9 of 12 Local Schools Meet All Performance Objectives
Central Middle, Davidsonville and Tracey's elementary schools each fell short in reading in at least one student group.
Each school’s AMO performances are separated into two subjects, reading and math. They are then split into sub-categories, divided by student groups: seven racial and ethnic groups as well as students that receive free and reduced-price meals (FARMS), special education services and Limited English Proficiency (LEP) services.
A school’s Maryland State Assessment (MSA) scores ultimately determine its “pass” or “fail” grade for the AMOs. For nine of the 12 local feeder schools, each student category reached its objective.
Central Middle, Davidsonville and Tracey’s elementary schools’ total student population as a whole met its AMO goals, but fell short in at least one student group.
Among AACPS elementary schools, Davidsonville and Tracey’s both failed to meet goals for reading among special education students. They were the only county schools to fall short in that category. Davidsonville passed in all other categories, but Tracey’s Elementary also did not meet its AMO for reading among students of two or more races and those in the FARMS program, according to the release.
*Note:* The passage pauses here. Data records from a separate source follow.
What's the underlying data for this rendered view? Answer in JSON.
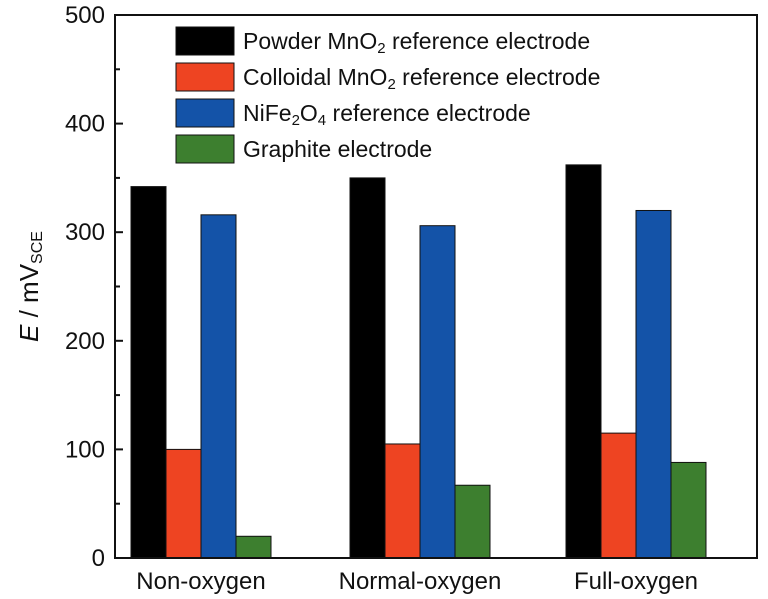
{
  "chart_data": {
    "type": "bar",
    "categories": [
      "Non-oxygen",
      "Normal-oxygen",
      "Full-oxygen"
    ],
    "series": [
      {
        "name": "Powder MnO2 reference electrode",
        "color": "#000000",
        "values": [
          342,
          350,
          362
        ]
      },
      {
        "name": "Colloidal MnO2 reference electrode",
        "color": "#ee4422",
        "values": [
          100,
          105,
          115
        ]
      },
      {
        "name": "NiFe2O4 reference electrode",
        "color": "#1453a8",
        "values": [
          316,
          306,
          320
        ]
      },
      {
        "name": "Graphite electrode",
        "color": "#3d7f2f",
        "values": [
          20,
          67,
          88
        ]
      }
    ],
    "ylabel": "E / mV_SCE",
    "ylim": [
      0,
      500
    ],
    "yticks": [
      0,
      100,
      200,
      300,
      400,
      500
    ],
    "legend_position": "top-center",
    "grid": false
  },
  "legend": [
    {
      "pre": "Powder MnO",
      "sub": "2",
      "post": " reference electrode"
    },
    {
      "pre": "Colloidal MnO",
      "sub": "2",
      "post": " reference electrode"
    },
    {
      "pre": "NiFe",
      "sub": "2",
      "mid": "O",
      "sub2": "4",
      "post": " reference electrode"
    },
    {
      "pre": "Graphite electrode",
      "sub": "",
      "post": ""
    }
  ],
  "ylabel_parts": {
    "italic": "E",
    "rest": " / mV",
    "sub": "SCE"
  }
}
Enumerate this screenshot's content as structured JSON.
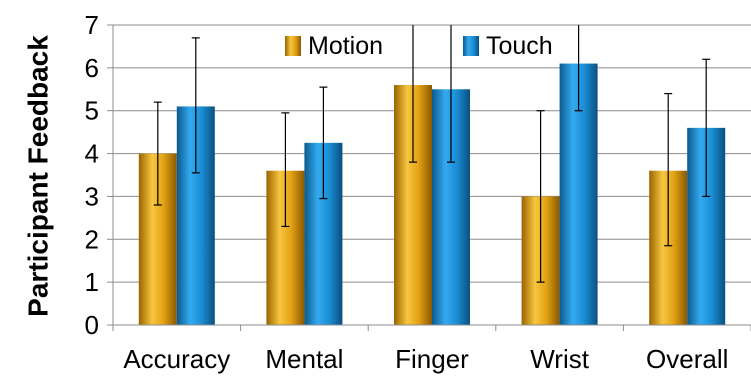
{
  "chart_data": {
    "type": "bar",
    "title": "",
    "xlabel": "",
    "ylabel": "Participant Feedback",
    "ylim": [
      0,
      7
    ],
    "yticks": [
      0,
      1,
      2,
      3,
      4,
      5,
      6,
      7
    ],
    "grid": true,
    "legend_position": "top-center",
    "categories": [
      "Accuracy",
      "Mental",
      "Finger",
      "Wrist",
      "Overall"
    ],
    "series": [
      {
        "name": "Motion",
        "color": "#e1a010",
        "values": [
          4.0,
          3.6,
          5.6,
          3.0,
          3.6
        ],
        "err_low": [
          2.8,
          2.3,
          3.8,
          1.0,
          1.85
        ],
        "err_high": [
          5.2,
          4.95,
          7.4,
          5.0,
          5.4
        ]
      },
      {
        "name": "Touch",
        "color": "#1c8fd0",
        "values": [
          5.1,
          4.25,
          5.5,
          6.1,
          4.6
        ],
        "err_low": [
          3.55,
          2.95,
          3.8,
          5.0,
          3.0
        ],
        "err_high": [
          6.7,
          5.55,
          7.2,
          7.2,
          6.2
        ]
      }
    ]
  }
}
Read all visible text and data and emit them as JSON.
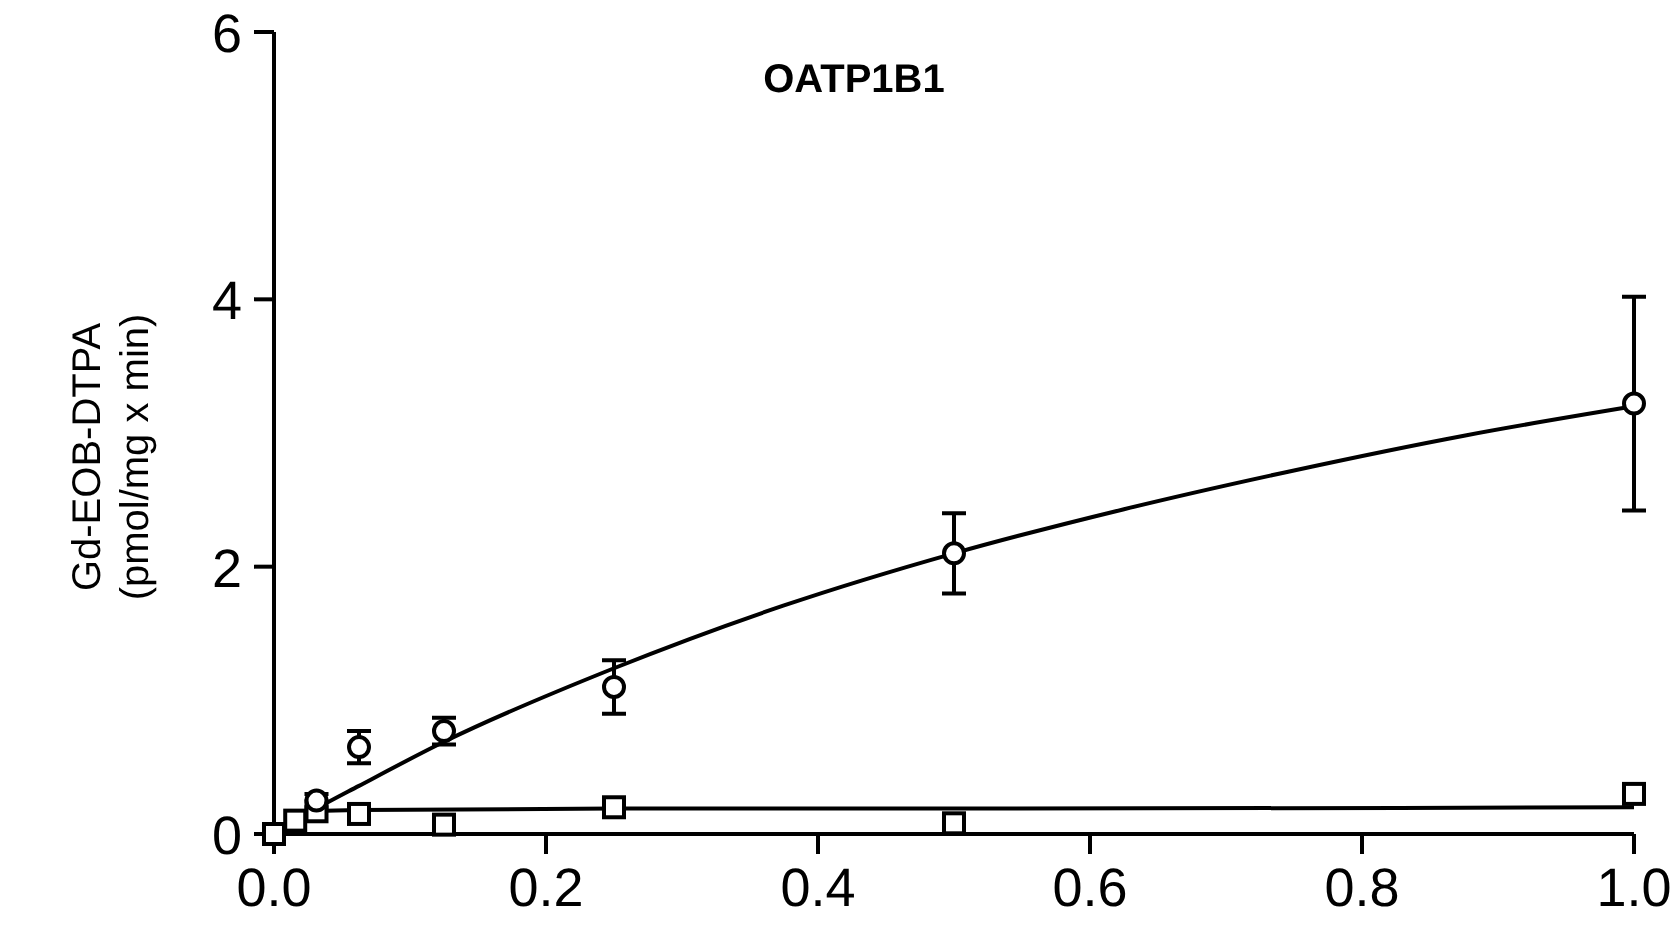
{
  "chart_data": {
    "type": "scatter",
    "title": "OATP1B1",
    "ylabel": "Gd-EOB-DTPA\n(pmol/mg x min)",
    "xlim": [
      0,
      1
    ],
    "ylim": [
      0,
      6
    ],
    "xticks": [
      {
        "value": 0,
        "label": "0.0"
      },
      0.2,
      0.4,
      0.6,
      0.8,
      {
        "value": 1,
        "label": "1.0"
      }
    ],
    "yticks": [
      0,
      2,
      4,
      6
    ],
    "grid": false,
    "series": [
      {
        "type": "line",
        "marker": "none",
        "line_style": "solid",
        "color": "#000000",
        "x": [
          0,
          0.03125,
          0.0625,
          0.125,
          0.25,
          0.375,
          0.5,
          0.625,
          0.75,
          0.875,
          1.0
        ],
        "values": [
          0,
          0.19,
          0.36,
          0.69,
          1.24,
          1.71,
          2.1,
          2.43,
          2.72,
          2.98,
          3.2
        ]
      },
      {
        "type": "line",
        "marker": "none",
        "line_style": "solid",
        "color": "#000000",
        "x": [
          0,
          0.0156,
          0.03125,
          0.0625,
          0.25,
          0.5,
          1.0
        ],
        "values": [
          0,
          0.12,
          0.17,
          0.18,
          0.19,
          0.19,
          0.2
        ]
      },
      {
        "marker": "square",
        "color": "#000000",
        "x": [
          0,
          0.0156,
          0.03125,
          0.0625,
          0.125,
          0.25,
          0.5,
          1.0
        ],
        "values": [
          0,
          0.1,
          0.17,
          0.15,
          0.07,
          0.2,
          0.08,
          0.3
        ]
      },
      {
        "marker": "circle",
        "color": "#000000",
        "x": [
          0.03125,
          0.0625,
          0.125,
          0.25,
          0.5,
          1.0
        ],
        "values": [
          0.25,
          0.65,
          0.77,
          1.1,
          2.1,
          3.22
        ],
        "errors": [
          0.05,
          0.12,
          0.1,
          0.2,
          0.3,
          0.8
        ]
      }
    ]
  }
}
Central Middle also fell short in the reading category among its special education students, along with four other middle schools in the county.
Earlier in 2012, Southern Middle principal Jason Dykstra promised his students a chance to pelt him with water balloons if they reached their benchmark goals for the year's MSAs. It appeared his technique paid off as Southern Middle met all its AMO across all student groups.
Throughout the county as a whole, test scores indicated a four percent increase in reading proficiency among special education students, according to the AACPS release. While three local schools failed in the mentioned categories, AACPS said 97 percent of schools and their categories met each AMO.
“Of more than 2,300 categories in which AACPS schools were measured, there were just 50 instances—less than 3 percent—of a school not meeting an AMO,” according to the release.
In the same release, AACPS also announced its new accountability strategy that will toss aside previously used statewide metrics for more school-centered measurements of success.
“As part of Maryland’s new plan, schools will now be measured against their own targets and their work toward increasing achievement in all 10 student groups,” the release stated. “Previously, AMOs to determine a school’s progress were created on a statewide bases by school level and content. Moving forward, each school will have its own AMOs for reach student group and content.”
The most current data was used to judge progress in comparison to last year’s number for each school, the release stated.